Hello!

I have the following problem:

Let $\displaystyle g:\mathbb{R}\rightarrow\mathbb{R}$ be a differentiable function with increasing derivative. And let $\displaystyle (X,M,\mu)$ be a finite measure space such that $\displaystyle \mu(X)=1$.

Prove: $\displaystyle f$ bounded and measurable then the following holds

$\displaystyle g(\int_Xfd\mu)\le \int_X g(f)d\mu<\infty$

The hint is to use the fact that $\displaystyle g$ lies above any of its tangent lines.

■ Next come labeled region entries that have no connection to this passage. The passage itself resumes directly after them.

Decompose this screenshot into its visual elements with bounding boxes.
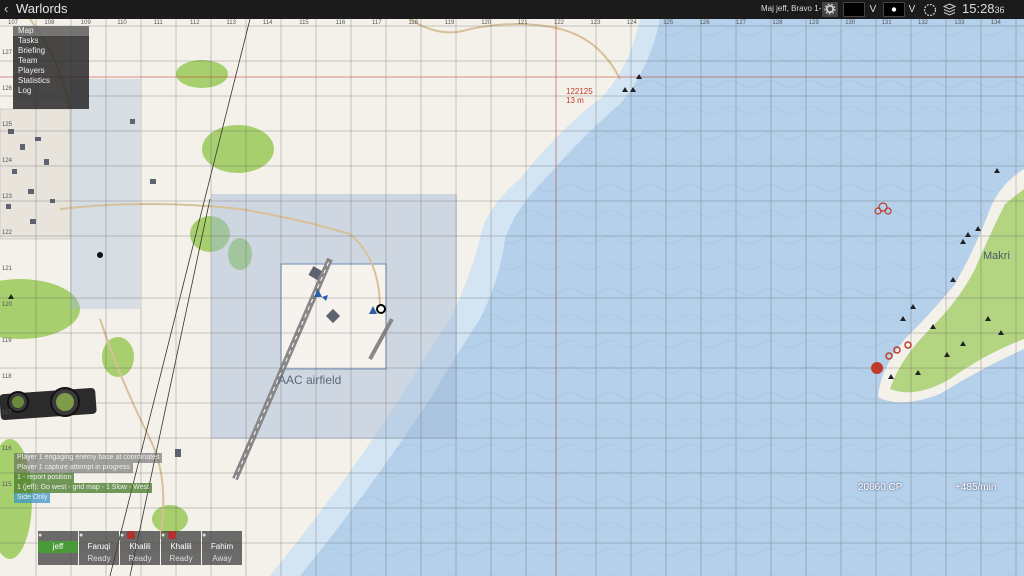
- grid-label: 112: [190, 20, 200, 26]
- grid-label: 123: [2, 194, 13, 200]
- medic-icon: [168, 531, 177, 540]
- player-marker: [376, 304, 386, 314]
- layers-icon[interactable]: [941, 2, 957, 17]
- squad-member-name: Fahim: [202, 541, 242, 553]
- grid-label: 119: [444, 20, 455, 26]
- chat-line: Player 1 capture attempt in progress: [14, 463, 133, 473]
- grid-label: 133: [954, 20, 965, 26]
- chevron-down-icon[interactable]: V: [906, 2, 918, 17]
- grid-label: 117: [372, 20, 382, 26]
- grid-label: 116: [335, 20, 346, 26]
- menu-item-log[interactable]: Log: [13, 86, 89, 96]
- command-points: 20860 CP: [858, 482, 903, 493]
- grid-label: 134: [990, 20, 1001, 26]
- grid-label: 129: [808, 20, 819, 26]
- grid-label: 122: [554, 20, 565, 26]
- squad-member[interactable]: ● Faruqi Ready: [79, 531, 119, 568]
- chat-line: 1 (jeff): Go west - grid map - 1 Slow - …: [14, 483, 153, 493]
- squad-member-name: Faruqi: [79, 541, 119, 553]
- waypoint-readout: 122125 13 m: [566, 87, 593, 105]
- grid-label: 119: [2, 338, 12, 344]
- waypoint-grid: 122125: [566, 87, 593, 96]
- grid-label: 110: [117, 20, 127, 26]
- markers-toggle[interactable]: [883, 2, 905, 17]
- menu-item-tasks[interactable]: Tasks: [13, 36, 89, 46]
- mission-title: Warlords: [16, 1, 68, 16]
- squad-member-name: jeff: [38, 541, 78, 553]
- grid-label: 120: [2, 302, 13, 308]
- grid-label: 128: [772, 20, 783, 26]
- grid-label: 125: [663, 20, 674, 26]
- squad-member-name: Khalili: [120, 541, 160, 553]
- compass-widget: [0, 387, 97, 421]
- grid-label: 131: [881, 20, 892, 26]
- squad-member[interactable]: ● Khalili Ready: [161, 531, 201, 568]
- grid-label: 125: [2, 122, 13, 128]
- squad-member[interactable]: ● Fahim Away: [202, 531, 242, 568]
- menu-item-players[interactable]: Players: [13, 66, 89, 76]
- gear-icon[interactable]: [822, 2, 838, 17]
- soldier-icon: ●: [120, 531, 160, 541]
- squad-member[interactable]: ● Khalili Ready: [120, 531, 160, 568]
- compass-icon[interactable]: [922, 2, 938, 17]
- grid-label: 132: [918, 20, 929, 26]
- grid-label: 130: [845, 20, 856, 26]
- menu-item-map[interactable]: Map: [13, 26, 89, 36]
- back-icon[interactable]: ‹: [4, 1, 8, 16]
- chat-channel: Side Only: [14, 493, 51, 503]
- textures-toggle[interactable]: [843, 2, 865, 17]
- grid-label: 127: [736, 20, 747, 26]
- grid-label: 114: [262, 20, 273, 26]
- grid-label: 127: [2, 50, 13, 56]
- squad-member-name: Khalili: [161, 541, 201, 553]
- grid-label: 111: [153, 20, 163, 26]
- soldier-icon: ●: [79, 531, 119, 541]
- grid-label: 116: [2, 446, 12, 452]
- clock: 15:2836: [962, 1, 1005, 16]
- chevron-down-icon[interactable]: V: [867, 2, 879, 17]
- grid-label: 117: [2, 410, 12, 416]
- grid-label: 113: [226, 20, 236, 26]
- grid-label: 120: [481, 20, 492, 26]
- soldier-icon: ●: [202, 531, 242, 541]
- grid-label: 118: [2, 374, 12, 380]
- chat-line: Player 1 engaging enemy base at coordina…: [14, 453, 163, 463]
- grid-label: 124: [2, 158, 13, 164]
- grid-label: 115: [2, 482, 12, 488]
- cp-rate: +485/min: [955, 482, 997, 493]
- squad-member[interactable]: ● jeff: [38, 531, 78, 568]
- sector-area: [70, 79, 140, 309]
- menu-item-statistics[interactable]: Statistics: [13, 76, 89, 86]
- squad-member-state: Ready: [79, 553, 119, 565]
- grid-label: 126: [2, 86, 13, 92]
- grid-label: 126: [699, 20, 710, 26]
- grid-label: 123: [590, 20, 601, 26]
- grid-label: 124: [626, 20, 637, 26]
- grid-label: 115: [299, 20, 309, 26]
- medic-icon: [127, 531, 136, 540]
- waypoint-distance: 13 m: [566, 96, 584, 105]
- squad-member-state: Away: [202, 553, 242, 565]
- menu-item-team[interactable]: Team: [13, 56, 89, 66]
- map-menu: Map Tasks Briefing Team Players Statisti…: [13, 26, 89, 109]
- chat-log: Player 1 engaging enemy base at coordina…: [14, 453, 163, 503]
- grid-label: 109: [80, 20, 91, 26]
- soldier-icon: ●: [161, 531, 201, 541]
- location-label: AAC airfield: [278, 373, 342, 387]
- soldier-icon: ●: [38, 531, 78, 541]
- chat-line: 1 - report position: [14, 473, 75, 483]
- squad-member-state: Ready: [161, 553, 201, 565]
- grid-label: 118: [408, 20, 418, 26]
- island-label: Makri: [983, 250, 1010, 262]
- top-bar: ‹ Warlords Maj jeff, Bravo 1-1 1 V V 15:…: [0, 0, 1024, 19]
- grid-label: 107: [8, 20, 19, 26]
- squad-member-state: Ready: [120, 553, 160, 565]
- squad-member-state: [38, 553, 78, 565]
- grid-label: 122: [2, 230, 13, 236]
- grid-label: 121: [2, 266, 13, 272]
- grid-label: 108: [44, 20, 55, 26]
- menu-item-briefing[interactable]: Briefing: [13, 46, 89, 56]
- grid-label: 121: [517, 20, 528, 26]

------------------------------------------------------------------

Since $\displaystyle g'$ is increasing it is easy to prove that $\displaystyle g\ge g(y_0)+g'(y_0)(y-y_0)$. I tried to use it in the following way - but without result:

$\displaystyle \int_Xg(f(x))d\mu(x)\ge\int_X(g(f(x_0))+g'(f(x_0)) (f(x)-f(x_0)))d\mu(x)=g(f(x_0))+g'(f(x_0))\int_X(f(x)-f(x_0))d\mu(x)=g(f(x_0))-g'(f(x_0))f(x_0)+g'(f(x_0))\int_Xfd\mu$

What am I missing?